What are the risk factors for Alzheimer's disease?

Risk factors for Alzheimer's disease include:
  • Age. Risk usually rises after age 65 and doubles every five years thereafter.
  • Genetics. Heredity is a major factor in only a small number of families, usually those in which the disease begins before age 60. Mutations in three genes are known to cause this type of Alzheimer's: amyloid precursor protein gene, presenilin 1, and presenilin 2. All three genetic mutations increase the production of beta-amyloid, which is deposited in the plaques found in Alzheimer's disease.
  • APOE4, one allele (version) of the gene for apolipoprotein E, a protein that plays a role in several biologic processes, has been found in about 40% of patients with late-onset Alzheimer's disease. An estimated 25% to 30% of the population carries APOE4.
  • Cardiovascular risk factors. Many studies show physiological conditions that harm the heart and blood vessels also increase the risk of Alzheimer's disease. These include high blood pressure, high cholesterol, obesity, and smoking. All of these factors also increase the risk of stroke, a direct cause of dementia.
  • Diabetes. People with diabetes have a greater risk of Alzheimer's disease. Research indicates that this increase in risk may reflect a shared mechanism: a deficiency or dysfunction of insulin, the hormone that enables cells in the body to use glucose.
  • Head injury. The microscopic changes in the brains of boxers with dementia resemble those in Alzheimer's disease. The observation has led researchers to wonder if brain injury might be a factor in the disease.
Dr. Mehmet Oz, MD
Cardiologist (Heart Specialist)

Age and family history are only two of the factors that play into your risk of getting Alzheimer's disease. Learn what factors into your chances of getting Alzheimer's disease as Dr. Oz and researcher Dr. Murali Doraiswamy discuss the risks in this video.

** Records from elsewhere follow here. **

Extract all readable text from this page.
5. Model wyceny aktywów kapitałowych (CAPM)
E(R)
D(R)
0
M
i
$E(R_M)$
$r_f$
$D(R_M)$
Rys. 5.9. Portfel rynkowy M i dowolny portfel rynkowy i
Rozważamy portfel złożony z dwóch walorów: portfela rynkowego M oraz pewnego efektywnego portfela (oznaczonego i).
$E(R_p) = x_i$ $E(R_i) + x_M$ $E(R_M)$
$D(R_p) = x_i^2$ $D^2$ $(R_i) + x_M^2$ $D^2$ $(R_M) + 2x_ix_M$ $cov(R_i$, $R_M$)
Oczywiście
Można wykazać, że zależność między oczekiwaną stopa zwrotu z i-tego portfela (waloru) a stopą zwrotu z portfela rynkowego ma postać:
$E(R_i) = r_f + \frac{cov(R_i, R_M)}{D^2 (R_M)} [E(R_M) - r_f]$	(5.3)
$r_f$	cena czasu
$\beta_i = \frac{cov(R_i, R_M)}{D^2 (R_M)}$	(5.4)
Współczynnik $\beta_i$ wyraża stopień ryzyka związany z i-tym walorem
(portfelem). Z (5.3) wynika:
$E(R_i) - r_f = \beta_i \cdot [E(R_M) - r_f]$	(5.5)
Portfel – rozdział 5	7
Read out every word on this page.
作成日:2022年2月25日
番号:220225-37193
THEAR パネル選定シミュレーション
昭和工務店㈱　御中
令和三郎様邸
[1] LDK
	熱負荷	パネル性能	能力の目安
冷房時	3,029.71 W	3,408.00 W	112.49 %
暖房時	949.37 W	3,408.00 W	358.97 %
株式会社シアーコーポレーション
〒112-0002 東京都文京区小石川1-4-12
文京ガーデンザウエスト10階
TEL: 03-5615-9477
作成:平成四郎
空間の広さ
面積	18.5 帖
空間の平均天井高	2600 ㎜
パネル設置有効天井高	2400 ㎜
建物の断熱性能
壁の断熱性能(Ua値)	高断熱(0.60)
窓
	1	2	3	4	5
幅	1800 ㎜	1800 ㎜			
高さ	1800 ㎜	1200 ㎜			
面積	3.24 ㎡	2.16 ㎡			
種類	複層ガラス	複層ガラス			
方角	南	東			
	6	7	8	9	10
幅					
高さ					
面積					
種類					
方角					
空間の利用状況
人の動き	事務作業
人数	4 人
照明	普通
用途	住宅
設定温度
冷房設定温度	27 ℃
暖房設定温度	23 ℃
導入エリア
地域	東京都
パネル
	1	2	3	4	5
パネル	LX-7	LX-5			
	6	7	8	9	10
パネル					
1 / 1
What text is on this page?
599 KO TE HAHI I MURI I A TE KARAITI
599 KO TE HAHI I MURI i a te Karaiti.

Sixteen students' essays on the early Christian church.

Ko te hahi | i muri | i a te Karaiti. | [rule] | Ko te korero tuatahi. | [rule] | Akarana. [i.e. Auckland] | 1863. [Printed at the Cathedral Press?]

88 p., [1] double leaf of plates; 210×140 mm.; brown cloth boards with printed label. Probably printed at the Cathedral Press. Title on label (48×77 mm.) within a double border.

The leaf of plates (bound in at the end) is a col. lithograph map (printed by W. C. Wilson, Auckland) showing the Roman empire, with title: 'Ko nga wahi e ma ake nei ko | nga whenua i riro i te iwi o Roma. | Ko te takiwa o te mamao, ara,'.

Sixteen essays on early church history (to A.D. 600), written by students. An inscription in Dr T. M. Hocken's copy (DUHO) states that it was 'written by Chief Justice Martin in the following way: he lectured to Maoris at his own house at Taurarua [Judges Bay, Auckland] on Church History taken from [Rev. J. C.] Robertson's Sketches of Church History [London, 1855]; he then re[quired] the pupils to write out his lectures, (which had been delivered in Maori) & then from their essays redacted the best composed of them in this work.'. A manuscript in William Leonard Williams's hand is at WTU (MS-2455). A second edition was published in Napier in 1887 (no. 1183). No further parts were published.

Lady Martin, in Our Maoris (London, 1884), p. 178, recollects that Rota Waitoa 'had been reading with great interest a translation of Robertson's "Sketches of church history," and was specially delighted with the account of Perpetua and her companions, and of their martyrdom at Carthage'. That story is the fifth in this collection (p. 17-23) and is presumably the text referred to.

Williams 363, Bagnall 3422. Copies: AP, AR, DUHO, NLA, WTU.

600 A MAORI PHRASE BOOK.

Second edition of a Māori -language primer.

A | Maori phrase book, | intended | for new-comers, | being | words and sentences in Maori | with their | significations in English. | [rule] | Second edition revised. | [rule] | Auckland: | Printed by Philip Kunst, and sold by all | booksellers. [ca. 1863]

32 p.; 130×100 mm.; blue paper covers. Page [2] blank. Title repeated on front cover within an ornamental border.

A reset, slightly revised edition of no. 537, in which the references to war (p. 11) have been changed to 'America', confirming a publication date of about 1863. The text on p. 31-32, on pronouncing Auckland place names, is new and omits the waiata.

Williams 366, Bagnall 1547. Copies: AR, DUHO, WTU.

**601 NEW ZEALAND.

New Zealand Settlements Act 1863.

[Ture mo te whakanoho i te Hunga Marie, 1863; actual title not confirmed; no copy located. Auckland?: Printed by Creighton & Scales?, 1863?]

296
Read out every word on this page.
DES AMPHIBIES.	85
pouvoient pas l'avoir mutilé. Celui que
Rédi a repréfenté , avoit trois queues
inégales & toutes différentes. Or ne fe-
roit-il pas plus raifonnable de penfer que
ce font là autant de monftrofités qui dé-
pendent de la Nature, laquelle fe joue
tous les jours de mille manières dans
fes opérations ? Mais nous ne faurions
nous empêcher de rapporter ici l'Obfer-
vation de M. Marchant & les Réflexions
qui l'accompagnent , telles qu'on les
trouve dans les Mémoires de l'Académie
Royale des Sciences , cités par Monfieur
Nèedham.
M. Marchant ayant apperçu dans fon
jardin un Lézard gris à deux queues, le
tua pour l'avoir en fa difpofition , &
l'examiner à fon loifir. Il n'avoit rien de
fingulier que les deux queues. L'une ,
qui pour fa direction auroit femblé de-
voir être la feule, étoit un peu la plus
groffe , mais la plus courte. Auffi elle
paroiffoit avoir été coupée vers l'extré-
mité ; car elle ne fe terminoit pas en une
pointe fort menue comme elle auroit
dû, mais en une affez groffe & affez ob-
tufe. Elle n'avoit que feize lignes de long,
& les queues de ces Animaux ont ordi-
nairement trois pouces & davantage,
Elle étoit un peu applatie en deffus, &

Although age, family history and heredity are all risk factors for Alzheimer’s disease and can’t be changed, research increasingly links the risk of Alzheimer’s with overall health. These studies find that having high cholesterol or high blood pressure levels, being overweight, getting little exercise and following an unhealthy diet can increase your risk for getting the disease.

The majority of people with Alzheimer's disease are diagnosed after age 65. They have the “sporadic” form of the disease. In this form, genes may influence your risk for developing the disease, but environmental factors may also play a role.

Apparent risk factors for Alzheimer's disease include age, genetic inheritance and gender.

Those older than age 65 are much more likely to get Alzheimer's disease. Genetics also seem to play a role, especially if an immediate blood relative had Alzheimer's, and women tend to get Alzheimer's more frequently because they live longer than men.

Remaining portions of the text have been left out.